I am curious as to how much better this sort of system would work if some of the aforementioned solutions were implemented. A system using four separate reference markers instead of one, QR-style finder pattern codes to help objects be more accurately recognized, and perhaps multiple cameras positioned on opposing sides of the area would likely have a much more useful accuracy. Although such a system would be more difficult and expensive to set up and operate, it would still be a practical and economical solution for providing localization capabilities to one or more robots in an enclosed area.

FAQ (Fully Anticipated Questions)

What language was this written in?

I built this using Python, with OpenCV handling some of the heavy lifting for computer vision. I chose Python because I was familiar with it, but it would definitely be possible to implement a similar system in JavaScript for a web version.

Why invent your own computer vision marker instead of using some existing standard?

I tried to use QR codes, which would’ve saved me from doing most of the computer vision work and would’ve allowed me to focus on the linear algebra side of things, but the camera resolution was too low for that to work well. QR scanner libraries are built to recognize one or two codes positioned close to the camera, not many small codes positioned far away.

In hindsight, I’m kind of glad I had this problem, because working with computer vision was honestly pretty fun. I hadn’t really done anything in this field before.

Why is the camera resolution so low?

I ran this at 480p because OpenCV isn’t able to grab 1080p video from my camera any faster than 5 fps. (Which isn’t really a problem on its own, as things aren’t generally moving that fast, but my camera has rolling shutter, which warped any moving markers on the screen into an unrecognizable state.) The processing done by my software doesn’t really take that much time, so it should be possible to run this sort of system at much higher resolutions.

Why does the hue filter still capture non-blue things (e.g. the purple pencil and textbook)?

My camera doesn’t let me turn off auto white balance and automatic exposure compensation, so these parameters were frequently changing while I was trying to work on my system. Because of this, the hue range (and lightness/saturation ranges) I chose had to work for all sorts of white balance and exposure settings.

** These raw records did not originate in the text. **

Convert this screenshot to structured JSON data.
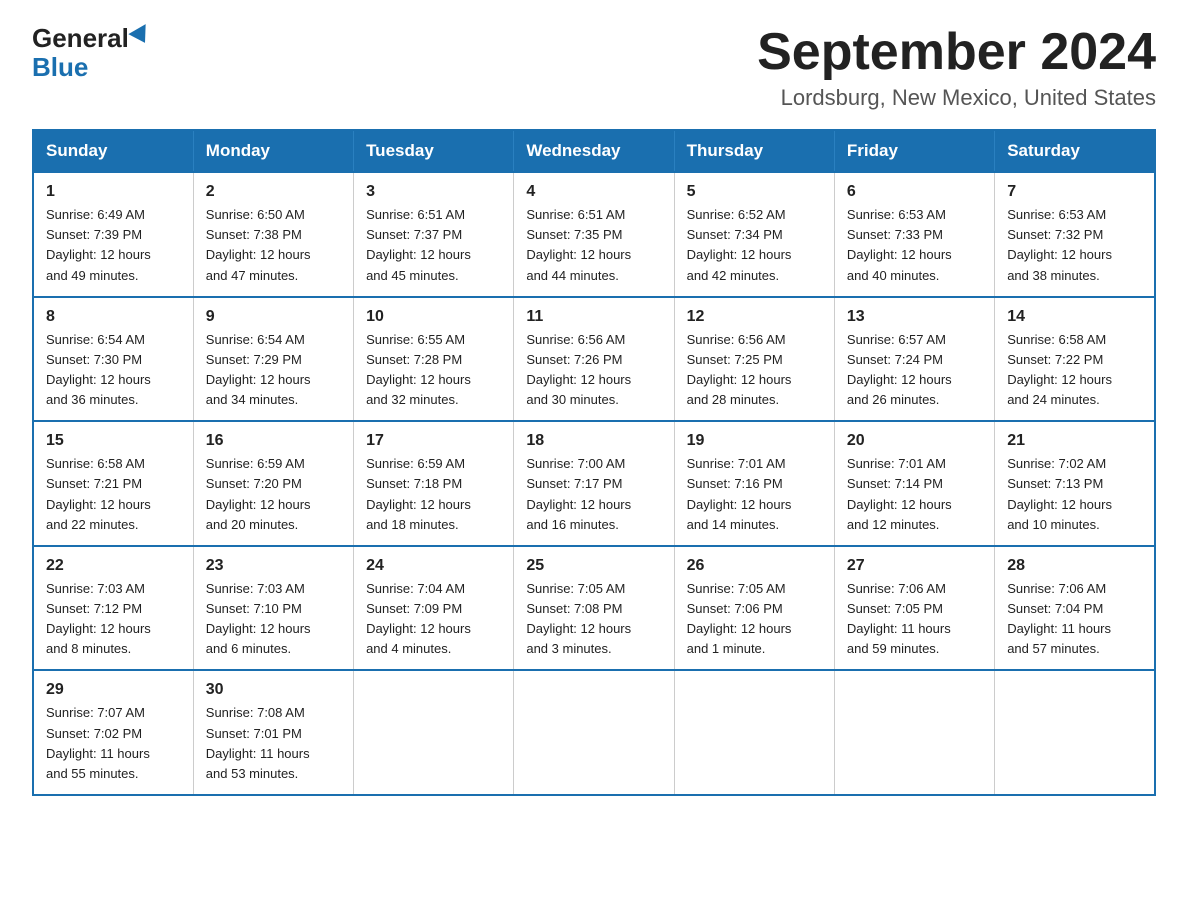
{
  "logo": {
    "general": "General",
    "blue": "Blue"
  },
  "header": {
    "title": "September 2024",
    "subtitle": "Lordsburg, New Mexico, United States"
  },
  "weekdays": [
    "Sunday",
    "Monday",
    "Tuesday",
    "Wednesday",
    "Thursday",
    "Friday",
    "Saturday"
  ],
  "weeks": [
    [
      {
        "day": "1",
        "sunrise": "6:49 AM",
        "sunset": "7:39 PM",
        "daylight": "12 hours and 49 minutes."
      },
      {
        "day": "2",
        "sunrise": "6:50 AM",
        "sunset": "7:38 PM",
        "daylight": "12 hours and 47 minutes."
      },
      {
        "day": "3",
        "sunrise": "6:51 AM",
        "sunset": "7:37 PM",
        "daylight": "12 hours and 45 minutes."
      },
      {
        "day": "4",
        "sunrise": "6:51 AM",
        "sunset": "7:35 PM",
        "daylight": "12 hours and 44 minutes."
      },
      {
        "day": "5",
        "sunrise": "6:52 AM",
        "sunset": "7:34 PM",
        "daylight": "12 hours and 42 minutes."
      },
      {
        "day": "6",
        "sunrise": "6:53 AM",
        "sunset": "7:33 PM",
        "daylight": "12 hours and 40 minutes."
      },
      {
        "day": "7",
        "sunrise": "6:53 AM",
        "sunset": "7:32 PM",
        "daylight": "12 hours and 38 minutes."
      }
    ],
    [
      {
        "day": "8",
        "sunrise": "6:54 AM",
        "sunset": "7:30 PM",
        "daylight": "12 hours and 36 minutes."
      },
      {
        "day": "9",
        "sunrise": "6:54 AM",
        "sunset": "7:29 PM",
        "daylight": "12 hours and 34 minutes."
      },
      {
        "day": "10",
        "sunrise": "6:55 AM",
        "sunset": "7:28 PM",
        "daylight": "12 hours and 32 minutes."
      },
      {
        "day": "11",
        "sunrise": "6:56 AM",
        "sunset": "7:26 PM",
        "daylight": "12 hours and 30 minutes."
      },
      {
        "day": "12",
        "sunrise": "6:56 AM",
        "sunset": "7:25 PM",
        "daylight": "12 hours and 28 minutes."
      },
      {
        "day": "13",
        "sunrise": "6:57 AM",
        "sunset": "7:24 PM",
        "daylight": "12 hours and 26 minutes."
      },
      {
        "day": "14",
        "sunrise": "6:58 AM",
        "sunset": "7:22 PM",
        "daylight": "12 hours and 24 minutes."
      }
    ],
    [
      {
        "day": "15",
        "sunrise": "6:58 AM",
        "sunset": "7:21 PM",
        "daylight": "12 hours and 22 minutes."
      },
      {
        "day": "16",
        "sunrise": "6:59 AM",
        "sunset": "7:20 PM",
        "daylight": "12 hours and 20 minutes."
      },
      {
        "day": "17",
        "sunrise": "6:59 AM",
        "sunset": "7:18 PM",
        "daylight": "12 hours and 18 minutes."
      },
      {
        "day": "18",
        "sunrise": "7:00 AM",
        "sunset": "7:17 PM",
        "daylight": "12 hours and 16 minutes."
      },
      {
        "day": "19",
        "sunrise": "7:01 AM",
        "sunset": "7:16 PM",
        "daylight": "12 hours and 14 minutes."
      },
      {
        "day": "20",
        "sunrise": "7:01 AM",
        "sunset": "7:14 PM",
        "daylight": "12 hours and 12 minutes."
      },
      {
        "day": "21",
        "sunrise": "7:02 AM",
        "sunset": "7:13 PM",
        "daylight": "12 hours and 10 minutes."
      }
    ],
    [
      {
        "day": "22",
        "sunrise": "7:03 AM",
        "sunset": "7:12 PM",
        "daylight": "12 hours and 8 minutes."
      },
      {
        "day": "23",
        "sunrise": "7:03 AM",
        "sunset": "7:10 PM",
        "daylight": "12 hours and 6 minutes."
      },
      {
        "day": "24",
        "sunrise": "7:04 AM",
        "sunset": "7:09 PM",
        "daylight": "12 hours and 4 minutes."
      },
      {
        "day": "25",
        "sunrise": "7:05 AM",
        "sunset": "7:08 PM",
        "daylight": "12 hours and 3 minutes."
      },
      {
        "day": "26",
        "sunrise": "7:05 AM",
        "sunset": "7:06 PM",
        "daylight": "12 hours and 1 minute."
      },
      {
        "day": "27",
        "sunrise": "7:06 AM",
        "sunset": "7:05 PM",
        "daylight": "11 hours and 59 minutes."
      },
      {
        "day": "28",
        "sunrise": "7:06 AM",
        "sunset": "7:04 PM",
        "daylight": "11 hours and 57 minutes."
      }
    ],
    [
      {
        "day": "29",
        "sunrise": "7:07 AM",
        "sunset": "7:02 PM",
        "daylight": "11 hours and 55 minutes."
      },
      {
        "day": "30",
        "sunrise": "7:08 AM",
        "sunset": "7:01 PM",
        "daylight": "11 hours and 53 minutes."
      },
      null,
      null,
      null,
      null,
      null
    ]
  ],
  "sunrise_label": "Sunrise:",
  "sunset_label": "Sunset:",
  "daylight_label": "Daylight:"
}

Why not just buy or borrow a better camera?

The whole point of this project was to solve a difficult problem - precise localization - using tools I already owned. That means working around the inherent limitations of the hardware. I also wanted to try to make the system as cheap to deploy as possible, so I used my cheap-ish and commonly available webcam.

Why blue painters’ tape for the border?

I tried using red, but my skin kept making it past the filter and screwing up the marker detection every time I reached into the scene. I also had a lot of problems with marker on paper being surprisingly glossy: portions of the border were appearing white on the camera instead of blue because of reflected light.

Why only 16 possible labels?

At first, I let labels have an arbitrary number of squares. I found that the further squares were from the marker border, however, the less accurate the calculated position (yellow grid) would be, and these multi-line labels had a lot of scanning errors as a result.

Why not use colored squares to determine the marker type? This would let you define many more types of marker.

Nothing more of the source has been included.